There were two ladder rungs welded to the wall above the hatch and Kate used these to get herself up into the machinery space. It was a bit cramped but she could stand up if she stooped a bit and was careful how she moved.
It was easy to find the oxygen generator because it had a sign on it saying “Oxygen Generator.” Next to it was another, much larger unit with a “Desalination” label on it. But Kate found the rest of it to be less obvious. There were several pipes coming into the unit.
Everything was painted white but two of the pipes had colored bands on them. One was red and one was green. Kate traced one of the white pipes to the desalination machine and from there to a water filter. The filter was connected to a flange on the wall where there was a shutoff valve. “Must be the water inlet,” she said to herself.
The pipe with the green bands on it led to a unit with fins on one end and an electric motor on the other. Kate guessed this was a compressor. And the green probably meant oxygen. “Aren’t oxygen cylinders green?” If that was the oxygen then the pipe with the red bands might be the hydrogen. That pipe went into another unit and from there through a valve to another fitting on the wall. There were several attachments to the pipes with wires coming out of them. “I guess those are the pressure or flow sensors.”
Kate looked at the whole assembly and shone her dive light over it to make sure she’d gotten a good look at everything. “OK, so now what?”
She thought about that for a minute and decided to ask for help from above. They hadn’t been much help so far, but it would be stupid not to ask.
She climbed back down to the ops room and composed a message to Williams: “I have found the hydrogen/oxygen separator. Is it possible to direct the hydrogen into the hab?”
While she waited for a response, Kate thought she had better see what other tools she could find. If Williams’ people had any ideas, she was sure she’d need some tools, although what exactly she was going to look for she had no idea. She was sure that it would take a while for them to respond to her message and she might as well keep busy.

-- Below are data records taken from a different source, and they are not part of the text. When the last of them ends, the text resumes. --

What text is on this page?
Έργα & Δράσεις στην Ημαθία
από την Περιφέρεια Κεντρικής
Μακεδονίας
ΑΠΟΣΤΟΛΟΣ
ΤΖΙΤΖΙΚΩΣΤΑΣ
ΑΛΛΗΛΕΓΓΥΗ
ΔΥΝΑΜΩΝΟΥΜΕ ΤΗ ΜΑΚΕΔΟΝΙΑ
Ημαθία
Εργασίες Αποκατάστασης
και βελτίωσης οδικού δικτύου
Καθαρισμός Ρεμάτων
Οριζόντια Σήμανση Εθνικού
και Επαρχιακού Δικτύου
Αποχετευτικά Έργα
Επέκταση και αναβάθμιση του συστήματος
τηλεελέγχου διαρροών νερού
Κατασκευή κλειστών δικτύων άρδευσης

Kate checked her scuba gear. She still had plenty of gas in the tank she’d been using. She was very relaxed in the water and breathed a lot less gas than other people. Her buoyancy control was excellent and her movements always very efficient. She really just liked being in the water. The situation in the Pheia was a little different from a recreational dive but she had found that once she was submerged it felt much the same — from a diving point of view.
Kate suited up and put on the scuba gear. She ran through the checklist on the wall and realized she had left her dive light in her pants pocket. “Crap.”
She had to pull the scuba gear off and unzip the suit. Even then it was awkward to fish the light out of her pocket.
When she was ready again, she looked at her hands. They were still steady. Forgetting about the light was a simple oversight but she was getting a bit paranoid about the gas mix in the hab and how that might affect her. “At least the mix in the tank is good,” she thought.
As she dropped down into the moon pool room, Kate decided to go through the tunnel and search the storage room again. She was pretty sure she wouldn’t find anything but not looking was a sure way to not find something that might be lurking there. And in any case, the last time she was in there she wasn’t looking for tools, so she might have just not noticed them. She tried to think through what she was looking for. “Tools, pipe, valves, gizmos, emergency tank of hydrogen, cheese sandwich.”
In the storage room, Kate scanned the piles of stuff she had rummaged through before. It was everywhere. Some of the ones she hadn’t opened floated up at the ceiling. A few floating items were trapped in the shelves and the rest was either still on a shelf or on the floor.